Current Method: ReMAP-PET

We use the name ReMAP-PET for the current Stage 1 method:

Region-guided Metabolic Alignment with Partial-tuned PET encoders

The method trains a PET encoder by aligning 3D FDG-PET volumes with 120-region SUVR profiles.

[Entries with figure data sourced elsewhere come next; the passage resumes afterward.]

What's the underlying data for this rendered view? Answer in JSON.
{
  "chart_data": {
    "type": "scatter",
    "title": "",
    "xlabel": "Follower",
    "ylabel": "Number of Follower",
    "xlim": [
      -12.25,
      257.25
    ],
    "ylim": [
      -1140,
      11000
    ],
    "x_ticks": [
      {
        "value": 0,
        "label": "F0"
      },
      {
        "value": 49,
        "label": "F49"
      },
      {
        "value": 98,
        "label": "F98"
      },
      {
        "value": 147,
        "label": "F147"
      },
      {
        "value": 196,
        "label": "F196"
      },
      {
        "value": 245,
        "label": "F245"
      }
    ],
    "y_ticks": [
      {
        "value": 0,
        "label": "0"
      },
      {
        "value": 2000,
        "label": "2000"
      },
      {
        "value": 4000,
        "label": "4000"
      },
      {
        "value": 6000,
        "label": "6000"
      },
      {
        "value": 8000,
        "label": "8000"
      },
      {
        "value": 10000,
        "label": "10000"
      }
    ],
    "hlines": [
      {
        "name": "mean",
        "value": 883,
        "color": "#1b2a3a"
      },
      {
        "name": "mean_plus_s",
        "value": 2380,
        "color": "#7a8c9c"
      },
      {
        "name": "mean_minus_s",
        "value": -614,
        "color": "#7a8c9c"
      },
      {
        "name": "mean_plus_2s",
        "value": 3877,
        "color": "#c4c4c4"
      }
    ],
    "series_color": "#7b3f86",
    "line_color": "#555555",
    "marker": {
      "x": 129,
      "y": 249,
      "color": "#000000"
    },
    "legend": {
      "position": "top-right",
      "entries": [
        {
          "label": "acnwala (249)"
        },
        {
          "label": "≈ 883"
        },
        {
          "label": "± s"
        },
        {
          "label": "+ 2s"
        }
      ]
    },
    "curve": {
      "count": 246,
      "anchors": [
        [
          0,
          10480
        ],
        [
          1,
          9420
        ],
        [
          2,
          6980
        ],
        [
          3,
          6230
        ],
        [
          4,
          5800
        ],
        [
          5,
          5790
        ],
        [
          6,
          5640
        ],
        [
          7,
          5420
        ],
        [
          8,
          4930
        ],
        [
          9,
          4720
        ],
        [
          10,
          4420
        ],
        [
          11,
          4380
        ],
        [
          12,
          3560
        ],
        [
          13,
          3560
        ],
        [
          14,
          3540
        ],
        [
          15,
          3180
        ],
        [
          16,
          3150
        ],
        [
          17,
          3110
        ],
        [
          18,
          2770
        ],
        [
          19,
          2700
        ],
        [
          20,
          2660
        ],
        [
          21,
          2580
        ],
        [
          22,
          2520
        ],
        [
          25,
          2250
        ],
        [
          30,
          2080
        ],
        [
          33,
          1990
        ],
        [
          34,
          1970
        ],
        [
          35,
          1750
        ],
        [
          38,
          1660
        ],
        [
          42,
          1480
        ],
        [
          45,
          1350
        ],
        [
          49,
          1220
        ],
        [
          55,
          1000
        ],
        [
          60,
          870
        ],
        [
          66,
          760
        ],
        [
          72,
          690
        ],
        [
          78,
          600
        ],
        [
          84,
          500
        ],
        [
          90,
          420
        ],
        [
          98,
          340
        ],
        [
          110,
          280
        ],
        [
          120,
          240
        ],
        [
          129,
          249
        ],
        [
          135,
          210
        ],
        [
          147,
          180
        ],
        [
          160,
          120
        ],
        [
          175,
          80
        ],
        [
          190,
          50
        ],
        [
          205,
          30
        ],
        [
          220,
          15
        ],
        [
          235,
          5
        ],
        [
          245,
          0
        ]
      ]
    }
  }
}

The key design is partial tuning of the high-level encoder block rather than treating the pretrained encoder as a fixed feature extractor.

The best current route is:

MedicalNet 3D ResNet-50
+ layer4 partial tuning
+ PET-SUVR regression and contrastive alignment

Checkpoint on server:

/data/Albus/Brain/runs/foundation/medicalnet_layer4_regalign_best.pt

Training command:

CUDA_VISIBLE_DEVICES=0 /data/Albus/miniconda3/bin/python -u scripts/train_pet_foundation.py \
  --backbone medicalnet \
  --encoder-train-scope layer4 \
  --epochs 50 \
  --batch-size 4 \
  --lr 1e-5 \
  --num-workers 2 \
  --output-size 96 96 96 \
  --contrastive-weight 0.2 \
  --regression-weight 1.0 \
  --out runs/foundation/medicalnet_layer4_regalign.pt \
  --best-out runs/foundation/medicalnet_layer4_regalign_best.pt

Test Metrics

Model MAE RMSE Pearson Spearman PET->SUVR R@1 SUVR->PET R@1 Top5 High Top5 Low
MedicalNet frozen MLP 0.1173 0.1530 0.7390 0.8454 0.0261 0.0458 0.4288 0.7294
BrainIAC frozen MLP 0.1248 0.1614 0.7069 0.8150 0.0131 0.0196 0.3425 0.6797
ReMAP-PET (MedicalNet layer4 partial tuning) 0.0700 0.0894 0.9198 0.9350 0.7778 0.9216 0.6366 0.7660

Interpretation

The current result supports partial tuning of the final MedicalNet stage as the primary Stage 1 strategy:

  • it preserves MedicalNet's pretrained 3D medical representation;
  • it adapts high-level features to FDG-PET metabolism;
  • it improves both SUVR regression and PET-SUVR retrieval;
  • it uses little GPU memory.

Next Experiments

  1. Add a region-token encoder instead of a flat SUVR MLP.
  2. Add controlled text generated from SUVR tables.
  3. Train PET-to-region-text contrastive alignment.
  4. Add a loss-weight ablation:
    • regression only;
    • contrastive only;
    • contrastive 0.2 + regression 1.0;
    • contrastive 1.0 + regression 1.0.
  5. Integrate BrainFM as a second foundation-model comparison.